Como designação sucinta não será a ideal mas penso que este pequeno defeito da proposta será facilmente rectificada e, aliás, ele não provoca nenhuma espécie de problema que não seja o do suprimento desta deficiência de ordem regimental.
Em segundo lugar, partimos do anotamento desta deficiência para dizer que ela nos parecia patentear uma certa dificuldade de concretização do objecto da proposta.
É evidente que poderá dizer-se, em resposta a isto, que estamos a tratar de um conjunto de matérias conexas.
Bom, é certo que assim é, só que nós gostaríamos que o Governo, nos seus pedidos de autorização legislativa, tivesse alguma moderação no modo como junta várias propostas, visto que conexão terão todas as propostas do mesmo ministério, conexão terão também todas as propostas de normativos e, finalmente, conexão terão ainda todas as propostas do mesmo Governo e, deste modo, cairíamos facilmente numa só autorização legislativa, com variadíssimas alíneas, tendência que nos parece de evitar e de corrigir.
Entrando propriamente nas matérias fundamentais do recurso, eu diria que aquela que nos parece mais importante é a que é sintetizada a partir do n.º 2 da alegação do recurso.

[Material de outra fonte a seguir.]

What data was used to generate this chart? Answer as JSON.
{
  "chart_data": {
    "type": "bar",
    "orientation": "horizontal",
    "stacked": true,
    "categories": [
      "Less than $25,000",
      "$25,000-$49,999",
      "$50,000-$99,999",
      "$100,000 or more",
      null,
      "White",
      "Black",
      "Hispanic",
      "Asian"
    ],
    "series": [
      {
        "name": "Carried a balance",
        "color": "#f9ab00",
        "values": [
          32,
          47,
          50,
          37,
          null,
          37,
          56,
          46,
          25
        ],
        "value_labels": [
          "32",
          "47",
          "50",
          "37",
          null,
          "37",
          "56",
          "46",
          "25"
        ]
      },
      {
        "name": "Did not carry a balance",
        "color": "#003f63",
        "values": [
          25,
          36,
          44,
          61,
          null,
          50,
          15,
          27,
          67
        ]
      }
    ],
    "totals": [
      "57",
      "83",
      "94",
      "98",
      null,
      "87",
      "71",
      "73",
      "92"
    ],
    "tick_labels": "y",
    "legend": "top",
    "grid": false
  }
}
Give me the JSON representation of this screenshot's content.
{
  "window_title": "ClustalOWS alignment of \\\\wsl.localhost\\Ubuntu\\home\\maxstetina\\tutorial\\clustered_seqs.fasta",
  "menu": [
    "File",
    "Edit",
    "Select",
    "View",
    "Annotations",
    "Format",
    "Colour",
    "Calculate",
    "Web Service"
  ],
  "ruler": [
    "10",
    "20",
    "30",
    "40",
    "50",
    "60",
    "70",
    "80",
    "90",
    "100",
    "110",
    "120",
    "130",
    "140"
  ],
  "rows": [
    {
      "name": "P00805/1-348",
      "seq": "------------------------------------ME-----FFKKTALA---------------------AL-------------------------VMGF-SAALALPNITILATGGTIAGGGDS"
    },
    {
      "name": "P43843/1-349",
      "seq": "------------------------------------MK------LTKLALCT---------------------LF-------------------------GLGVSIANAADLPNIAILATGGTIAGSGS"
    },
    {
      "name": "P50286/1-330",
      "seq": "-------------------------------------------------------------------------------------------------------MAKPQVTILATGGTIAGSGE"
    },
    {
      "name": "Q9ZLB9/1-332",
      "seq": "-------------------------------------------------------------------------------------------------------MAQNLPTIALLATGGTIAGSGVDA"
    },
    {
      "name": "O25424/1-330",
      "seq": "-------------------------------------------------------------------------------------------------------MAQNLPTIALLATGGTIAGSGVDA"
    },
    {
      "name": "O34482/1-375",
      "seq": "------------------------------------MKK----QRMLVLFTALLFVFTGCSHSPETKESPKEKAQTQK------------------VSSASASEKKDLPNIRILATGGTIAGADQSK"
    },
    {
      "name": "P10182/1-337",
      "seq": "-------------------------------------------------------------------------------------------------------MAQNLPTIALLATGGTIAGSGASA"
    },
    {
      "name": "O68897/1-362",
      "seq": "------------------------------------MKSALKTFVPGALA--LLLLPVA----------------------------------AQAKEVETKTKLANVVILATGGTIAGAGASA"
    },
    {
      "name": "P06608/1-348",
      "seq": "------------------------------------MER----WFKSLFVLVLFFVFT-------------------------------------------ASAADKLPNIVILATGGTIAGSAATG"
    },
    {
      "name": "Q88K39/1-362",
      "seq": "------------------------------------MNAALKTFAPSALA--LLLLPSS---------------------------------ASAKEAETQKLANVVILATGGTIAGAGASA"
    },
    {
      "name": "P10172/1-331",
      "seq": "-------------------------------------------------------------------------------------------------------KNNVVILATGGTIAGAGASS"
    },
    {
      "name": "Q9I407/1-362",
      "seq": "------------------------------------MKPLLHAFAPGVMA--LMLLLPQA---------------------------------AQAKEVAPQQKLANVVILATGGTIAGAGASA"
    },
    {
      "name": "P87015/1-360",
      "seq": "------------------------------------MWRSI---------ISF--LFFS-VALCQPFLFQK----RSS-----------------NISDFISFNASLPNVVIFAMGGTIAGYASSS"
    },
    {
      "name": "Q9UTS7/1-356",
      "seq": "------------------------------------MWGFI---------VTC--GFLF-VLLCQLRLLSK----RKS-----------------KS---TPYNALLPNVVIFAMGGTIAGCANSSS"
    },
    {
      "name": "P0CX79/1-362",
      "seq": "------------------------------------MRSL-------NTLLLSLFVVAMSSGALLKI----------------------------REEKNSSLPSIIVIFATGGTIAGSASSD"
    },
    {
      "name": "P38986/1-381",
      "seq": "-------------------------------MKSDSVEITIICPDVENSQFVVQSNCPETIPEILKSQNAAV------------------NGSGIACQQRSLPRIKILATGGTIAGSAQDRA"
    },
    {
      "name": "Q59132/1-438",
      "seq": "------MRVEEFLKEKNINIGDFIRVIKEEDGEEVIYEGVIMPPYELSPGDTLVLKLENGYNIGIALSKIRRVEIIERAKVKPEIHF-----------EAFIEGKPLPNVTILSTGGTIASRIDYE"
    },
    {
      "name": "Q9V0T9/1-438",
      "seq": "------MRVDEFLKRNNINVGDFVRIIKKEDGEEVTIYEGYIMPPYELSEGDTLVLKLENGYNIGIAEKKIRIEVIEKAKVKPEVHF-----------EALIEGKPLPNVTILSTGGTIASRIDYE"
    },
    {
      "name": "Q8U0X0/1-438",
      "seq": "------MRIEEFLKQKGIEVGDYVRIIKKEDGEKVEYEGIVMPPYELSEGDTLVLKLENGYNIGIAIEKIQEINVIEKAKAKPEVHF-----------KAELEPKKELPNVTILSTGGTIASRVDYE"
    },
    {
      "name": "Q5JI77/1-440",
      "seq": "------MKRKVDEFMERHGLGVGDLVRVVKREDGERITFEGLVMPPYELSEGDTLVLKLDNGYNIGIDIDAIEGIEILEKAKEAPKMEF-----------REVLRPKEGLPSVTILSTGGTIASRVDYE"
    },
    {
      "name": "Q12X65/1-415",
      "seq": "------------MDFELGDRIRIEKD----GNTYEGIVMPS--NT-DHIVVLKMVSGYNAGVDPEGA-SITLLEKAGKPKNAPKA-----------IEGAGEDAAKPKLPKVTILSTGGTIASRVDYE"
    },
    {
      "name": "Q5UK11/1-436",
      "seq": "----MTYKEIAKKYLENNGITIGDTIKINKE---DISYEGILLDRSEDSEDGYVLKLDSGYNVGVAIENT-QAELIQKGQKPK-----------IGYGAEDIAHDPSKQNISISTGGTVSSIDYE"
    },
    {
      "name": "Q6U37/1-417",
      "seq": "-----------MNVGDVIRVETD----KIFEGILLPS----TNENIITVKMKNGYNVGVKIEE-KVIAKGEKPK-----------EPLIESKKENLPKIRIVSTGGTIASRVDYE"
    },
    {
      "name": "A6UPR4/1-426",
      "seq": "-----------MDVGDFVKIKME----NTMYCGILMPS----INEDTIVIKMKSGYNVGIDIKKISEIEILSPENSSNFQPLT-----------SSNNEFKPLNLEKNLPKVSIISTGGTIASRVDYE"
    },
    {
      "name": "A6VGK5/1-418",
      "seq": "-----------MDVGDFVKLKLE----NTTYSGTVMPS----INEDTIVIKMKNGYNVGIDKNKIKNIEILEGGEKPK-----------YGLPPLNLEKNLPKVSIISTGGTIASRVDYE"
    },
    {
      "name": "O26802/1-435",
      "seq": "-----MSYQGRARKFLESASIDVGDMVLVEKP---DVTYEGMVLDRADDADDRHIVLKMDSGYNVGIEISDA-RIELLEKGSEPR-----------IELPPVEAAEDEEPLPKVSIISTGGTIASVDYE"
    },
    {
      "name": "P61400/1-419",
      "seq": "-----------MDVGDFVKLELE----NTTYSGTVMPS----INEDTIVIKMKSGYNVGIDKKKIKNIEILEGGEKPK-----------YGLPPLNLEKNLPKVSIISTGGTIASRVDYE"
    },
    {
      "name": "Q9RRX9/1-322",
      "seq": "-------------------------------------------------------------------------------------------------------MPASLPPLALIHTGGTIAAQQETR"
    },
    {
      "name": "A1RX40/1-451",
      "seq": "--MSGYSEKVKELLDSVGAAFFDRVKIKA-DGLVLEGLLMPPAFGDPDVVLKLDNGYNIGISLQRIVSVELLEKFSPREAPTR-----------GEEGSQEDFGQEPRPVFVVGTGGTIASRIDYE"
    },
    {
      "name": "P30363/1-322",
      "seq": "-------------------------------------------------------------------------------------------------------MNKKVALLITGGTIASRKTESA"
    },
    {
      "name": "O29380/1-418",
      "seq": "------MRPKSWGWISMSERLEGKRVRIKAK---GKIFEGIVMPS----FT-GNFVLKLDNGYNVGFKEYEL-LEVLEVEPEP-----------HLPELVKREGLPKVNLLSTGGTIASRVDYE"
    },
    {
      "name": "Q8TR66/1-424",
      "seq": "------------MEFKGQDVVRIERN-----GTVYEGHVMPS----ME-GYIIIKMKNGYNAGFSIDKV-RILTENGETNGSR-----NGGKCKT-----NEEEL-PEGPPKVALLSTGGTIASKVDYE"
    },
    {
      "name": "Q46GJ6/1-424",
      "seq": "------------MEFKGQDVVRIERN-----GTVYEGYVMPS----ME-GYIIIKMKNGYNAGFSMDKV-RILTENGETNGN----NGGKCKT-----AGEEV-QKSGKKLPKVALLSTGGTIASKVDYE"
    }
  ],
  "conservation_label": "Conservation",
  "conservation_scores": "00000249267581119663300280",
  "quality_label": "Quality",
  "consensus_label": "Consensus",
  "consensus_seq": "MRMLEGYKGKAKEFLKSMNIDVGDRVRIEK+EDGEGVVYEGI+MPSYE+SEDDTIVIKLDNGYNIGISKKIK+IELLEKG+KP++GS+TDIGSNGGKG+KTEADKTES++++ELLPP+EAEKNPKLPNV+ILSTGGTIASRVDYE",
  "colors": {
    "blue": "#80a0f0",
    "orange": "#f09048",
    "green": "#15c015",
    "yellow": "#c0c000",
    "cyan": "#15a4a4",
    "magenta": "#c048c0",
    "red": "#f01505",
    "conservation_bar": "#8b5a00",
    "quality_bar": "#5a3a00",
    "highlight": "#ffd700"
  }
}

Na verdade, pensamos que um dos problemas fundamentais que esta proposta coloca se refere às infracções antieconómicas e contra a saúde pública.
As referências constantes da exposição de motivos não eram para nós perfeitamente esclarecedoras. Admitimos que os esclarecimentos que possam resultar desta própria discussão venham a precisar o sentido da autorização pretendida. Aliás, creio que não consistirá inconfidência para a Câmara, que assistiu a uma troca de impressões pública com o Sr. Ministro da Justiça e com alguns Srs. Deputados que estavam à volta - fizemo-la aqui à vista de toda a gente e, portanto, não penso que seja segredo - dizer que dessa troca de impressões resultaram algumas precisões, que, naturalmente, a Câmara poderá ouvir do Sr. Ministro da Justiça e que, no nosso entendimento, precisam e esclarecem realmente as dúvidas que a exposição de motivos sobre esta matéria nos tinha colocado.
Do mesmo modo, penso que a situação em relação à orientação do Governo em matéria de revisão do ilícito penal económico e das contra-ordenações económicas poderá ficar perfeitamente esclarecida nessa intervenção.

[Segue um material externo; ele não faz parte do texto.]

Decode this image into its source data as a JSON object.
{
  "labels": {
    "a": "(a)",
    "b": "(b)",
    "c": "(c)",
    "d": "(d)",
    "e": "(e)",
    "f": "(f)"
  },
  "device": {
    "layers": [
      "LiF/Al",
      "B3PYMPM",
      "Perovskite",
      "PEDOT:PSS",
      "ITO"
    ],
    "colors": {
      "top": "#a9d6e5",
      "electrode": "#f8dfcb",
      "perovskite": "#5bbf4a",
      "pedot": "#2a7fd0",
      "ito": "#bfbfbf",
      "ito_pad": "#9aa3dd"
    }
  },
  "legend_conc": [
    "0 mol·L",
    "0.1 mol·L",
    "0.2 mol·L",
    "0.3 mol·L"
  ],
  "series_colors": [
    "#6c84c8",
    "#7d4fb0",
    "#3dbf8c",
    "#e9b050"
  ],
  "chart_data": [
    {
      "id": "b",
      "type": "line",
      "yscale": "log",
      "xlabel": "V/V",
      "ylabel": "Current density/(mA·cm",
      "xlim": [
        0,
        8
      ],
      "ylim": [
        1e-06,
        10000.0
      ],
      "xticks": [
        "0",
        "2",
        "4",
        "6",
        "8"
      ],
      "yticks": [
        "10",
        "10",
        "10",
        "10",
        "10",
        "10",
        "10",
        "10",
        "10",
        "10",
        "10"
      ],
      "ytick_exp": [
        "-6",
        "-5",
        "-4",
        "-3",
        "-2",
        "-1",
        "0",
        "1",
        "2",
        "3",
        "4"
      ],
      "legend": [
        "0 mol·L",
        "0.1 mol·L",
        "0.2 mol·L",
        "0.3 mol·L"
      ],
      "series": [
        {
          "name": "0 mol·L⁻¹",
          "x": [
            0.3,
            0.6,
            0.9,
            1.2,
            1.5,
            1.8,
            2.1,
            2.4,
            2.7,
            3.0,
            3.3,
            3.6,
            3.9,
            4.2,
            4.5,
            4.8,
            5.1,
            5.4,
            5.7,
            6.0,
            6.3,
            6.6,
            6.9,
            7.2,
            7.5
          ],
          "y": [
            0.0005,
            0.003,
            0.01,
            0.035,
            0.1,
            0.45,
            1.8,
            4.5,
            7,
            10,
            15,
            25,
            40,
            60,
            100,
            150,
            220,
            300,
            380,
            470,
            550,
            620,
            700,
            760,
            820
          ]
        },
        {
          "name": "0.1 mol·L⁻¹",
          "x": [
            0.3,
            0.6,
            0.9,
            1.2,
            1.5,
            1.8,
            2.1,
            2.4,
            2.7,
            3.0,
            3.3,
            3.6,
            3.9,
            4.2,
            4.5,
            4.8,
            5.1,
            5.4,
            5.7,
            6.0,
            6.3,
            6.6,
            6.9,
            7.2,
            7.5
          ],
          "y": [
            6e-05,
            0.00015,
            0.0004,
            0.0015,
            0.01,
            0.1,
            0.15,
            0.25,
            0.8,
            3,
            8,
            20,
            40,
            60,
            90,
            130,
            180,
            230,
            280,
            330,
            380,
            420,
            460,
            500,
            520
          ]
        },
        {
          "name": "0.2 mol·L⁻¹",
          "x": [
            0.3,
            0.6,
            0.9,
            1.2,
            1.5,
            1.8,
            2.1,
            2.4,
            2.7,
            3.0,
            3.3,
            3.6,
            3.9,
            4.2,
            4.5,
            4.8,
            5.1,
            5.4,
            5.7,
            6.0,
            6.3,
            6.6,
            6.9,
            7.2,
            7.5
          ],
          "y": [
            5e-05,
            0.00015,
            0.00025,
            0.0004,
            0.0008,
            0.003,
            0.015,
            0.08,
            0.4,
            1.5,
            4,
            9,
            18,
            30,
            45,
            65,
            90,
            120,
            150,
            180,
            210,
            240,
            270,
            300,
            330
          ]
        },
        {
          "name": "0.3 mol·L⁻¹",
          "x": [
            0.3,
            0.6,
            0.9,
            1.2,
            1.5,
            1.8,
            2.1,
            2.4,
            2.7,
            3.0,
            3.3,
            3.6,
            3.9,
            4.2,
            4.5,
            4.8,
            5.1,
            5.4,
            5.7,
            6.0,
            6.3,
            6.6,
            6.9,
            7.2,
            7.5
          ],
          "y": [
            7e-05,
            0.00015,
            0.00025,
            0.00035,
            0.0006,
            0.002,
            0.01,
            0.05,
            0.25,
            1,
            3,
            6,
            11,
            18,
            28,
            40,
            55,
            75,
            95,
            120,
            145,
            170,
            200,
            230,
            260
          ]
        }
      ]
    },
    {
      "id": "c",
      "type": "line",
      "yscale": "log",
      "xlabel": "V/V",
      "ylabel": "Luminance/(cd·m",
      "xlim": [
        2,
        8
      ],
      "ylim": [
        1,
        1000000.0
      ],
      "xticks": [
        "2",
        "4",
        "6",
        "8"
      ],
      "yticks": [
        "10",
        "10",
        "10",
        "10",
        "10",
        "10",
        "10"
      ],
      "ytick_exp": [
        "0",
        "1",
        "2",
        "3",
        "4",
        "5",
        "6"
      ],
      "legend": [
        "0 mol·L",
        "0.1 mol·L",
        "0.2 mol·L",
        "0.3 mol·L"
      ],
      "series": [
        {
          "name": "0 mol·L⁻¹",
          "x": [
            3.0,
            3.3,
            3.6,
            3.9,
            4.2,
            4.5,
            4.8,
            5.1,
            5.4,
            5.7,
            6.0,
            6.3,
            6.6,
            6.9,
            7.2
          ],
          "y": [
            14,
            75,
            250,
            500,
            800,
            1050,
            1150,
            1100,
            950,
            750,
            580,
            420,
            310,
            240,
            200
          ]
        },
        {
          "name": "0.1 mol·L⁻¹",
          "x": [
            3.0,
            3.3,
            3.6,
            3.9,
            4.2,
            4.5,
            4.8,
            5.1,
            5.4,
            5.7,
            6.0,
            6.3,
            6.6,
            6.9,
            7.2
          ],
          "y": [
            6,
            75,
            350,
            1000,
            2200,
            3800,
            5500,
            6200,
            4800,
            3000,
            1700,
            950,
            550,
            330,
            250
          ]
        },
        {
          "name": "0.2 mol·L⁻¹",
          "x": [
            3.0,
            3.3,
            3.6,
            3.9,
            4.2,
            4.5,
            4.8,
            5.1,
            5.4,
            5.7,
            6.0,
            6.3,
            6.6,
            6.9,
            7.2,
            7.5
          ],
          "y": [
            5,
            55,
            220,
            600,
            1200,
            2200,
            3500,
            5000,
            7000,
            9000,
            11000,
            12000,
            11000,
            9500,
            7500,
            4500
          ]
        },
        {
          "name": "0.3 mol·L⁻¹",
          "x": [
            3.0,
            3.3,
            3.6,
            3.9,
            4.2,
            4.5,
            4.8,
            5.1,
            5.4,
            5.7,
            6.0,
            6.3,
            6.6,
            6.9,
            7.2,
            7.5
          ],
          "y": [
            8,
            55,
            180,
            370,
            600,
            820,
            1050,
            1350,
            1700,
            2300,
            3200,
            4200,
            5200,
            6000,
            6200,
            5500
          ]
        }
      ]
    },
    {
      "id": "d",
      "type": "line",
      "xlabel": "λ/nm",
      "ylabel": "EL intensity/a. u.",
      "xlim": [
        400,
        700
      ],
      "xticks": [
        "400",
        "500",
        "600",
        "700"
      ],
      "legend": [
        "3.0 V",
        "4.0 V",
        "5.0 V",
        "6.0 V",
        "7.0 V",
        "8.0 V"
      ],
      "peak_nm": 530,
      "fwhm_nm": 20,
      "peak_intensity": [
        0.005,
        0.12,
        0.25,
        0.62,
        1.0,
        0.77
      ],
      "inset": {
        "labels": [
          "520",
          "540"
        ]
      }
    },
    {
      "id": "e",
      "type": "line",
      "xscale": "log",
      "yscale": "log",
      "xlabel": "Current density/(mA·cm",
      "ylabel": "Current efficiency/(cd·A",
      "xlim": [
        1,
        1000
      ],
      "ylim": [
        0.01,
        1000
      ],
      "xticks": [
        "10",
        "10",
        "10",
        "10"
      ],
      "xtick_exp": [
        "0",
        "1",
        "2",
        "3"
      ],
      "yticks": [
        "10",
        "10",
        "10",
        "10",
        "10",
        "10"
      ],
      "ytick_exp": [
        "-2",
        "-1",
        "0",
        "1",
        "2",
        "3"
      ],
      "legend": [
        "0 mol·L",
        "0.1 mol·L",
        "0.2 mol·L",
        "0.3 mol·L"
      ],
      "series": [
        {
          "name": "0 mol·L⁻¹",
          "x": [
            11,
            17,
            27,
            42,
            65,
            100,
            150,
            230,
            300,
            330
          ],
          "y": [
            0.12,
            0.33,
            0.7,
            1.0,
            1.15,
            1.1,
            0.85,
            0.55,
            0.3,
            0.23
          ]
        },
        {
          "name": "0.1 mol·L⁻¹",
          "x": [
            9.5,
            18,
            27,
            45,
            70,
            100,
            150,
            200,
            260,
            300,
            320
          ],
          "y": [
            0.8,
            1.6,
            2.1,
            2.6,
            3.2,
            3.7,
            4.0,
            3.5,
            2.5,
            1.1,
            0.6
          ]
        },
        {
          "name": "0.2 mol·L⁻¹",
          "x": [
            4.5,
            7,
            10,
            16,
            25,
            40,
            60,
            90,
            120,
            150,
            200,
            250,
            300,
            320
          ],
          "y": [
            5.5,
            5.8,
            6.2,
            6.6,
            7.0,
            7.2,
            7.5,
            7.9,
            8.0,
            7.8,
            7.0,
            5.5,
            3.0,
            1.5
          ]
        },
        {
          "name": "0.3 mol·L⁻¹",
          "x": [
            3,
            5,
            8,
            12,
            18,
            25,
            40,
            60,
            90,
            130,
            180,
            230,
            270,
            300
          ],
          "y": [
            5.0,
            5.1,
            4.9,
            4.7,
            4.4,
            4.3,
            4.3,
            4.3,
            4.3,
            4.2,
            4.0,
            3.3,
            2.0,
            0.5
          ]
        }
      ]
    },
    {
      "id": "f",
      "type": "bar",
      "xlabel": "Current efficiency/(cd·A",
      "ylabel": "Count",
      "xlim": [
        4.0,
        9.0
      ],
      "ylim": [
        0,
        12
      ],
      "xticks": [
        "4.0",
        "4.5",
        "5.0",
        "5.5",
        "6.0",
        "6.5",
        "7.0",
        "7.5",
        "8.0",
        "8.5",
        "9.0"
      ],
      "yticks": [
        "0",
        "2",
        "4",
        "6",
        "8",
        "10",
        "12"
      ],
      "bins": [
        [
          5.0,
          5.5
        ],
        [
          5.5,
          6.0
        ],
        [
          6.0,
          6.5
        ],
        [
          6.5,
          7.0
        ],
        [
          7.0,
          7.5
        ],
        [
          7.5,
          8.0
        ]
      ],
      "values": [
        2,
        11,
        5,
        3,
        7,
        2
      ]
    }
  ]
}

Quanto ao ponto relativo ao combate do tráfico de influências, aos delitos de corrupção e a outras fraudes que ponham em causa a moralidade da Administração Pública, mantemos a nossa observação no sentido da qual nos parecia importante precisar o sentido da autorização que está em discussão.

Finalmente, e quanto ao último ponto deste recurso, eu diria que nos parece também importante que seja caracterizado, de modo particularmente evidente, aquilo que constitui a alínea c) do artigo 1.º e a alínea c) do artigo 4.º da proposta de lei.

Creio que a simples leitura evidencia que o carácter vago e genérico do pedido que é formulado, torna indispensável, para uma definição no sentido da autorização pretendida - e, como é óbvio, já nem me refiro à obrigatoriedade constitucional de definir a extensão dos pedidos de autorização legislativa solicitados - que esta matéria seja precisada.

Por último, há, no entanto, um aspecto - e queria salientá-lo- que nos parece de louvar e, como tal, eu diria que, ao contrário de pedidos de autorização legislativa anteriores, nós não seremos tão rigorosos na apreciação deste porque, do nosso ponto de vista, não é pelo menos inteiramente líquido que o Governo tivesse obrigação de solicitar uma autorização legislativa para legislar sobre estas matérias.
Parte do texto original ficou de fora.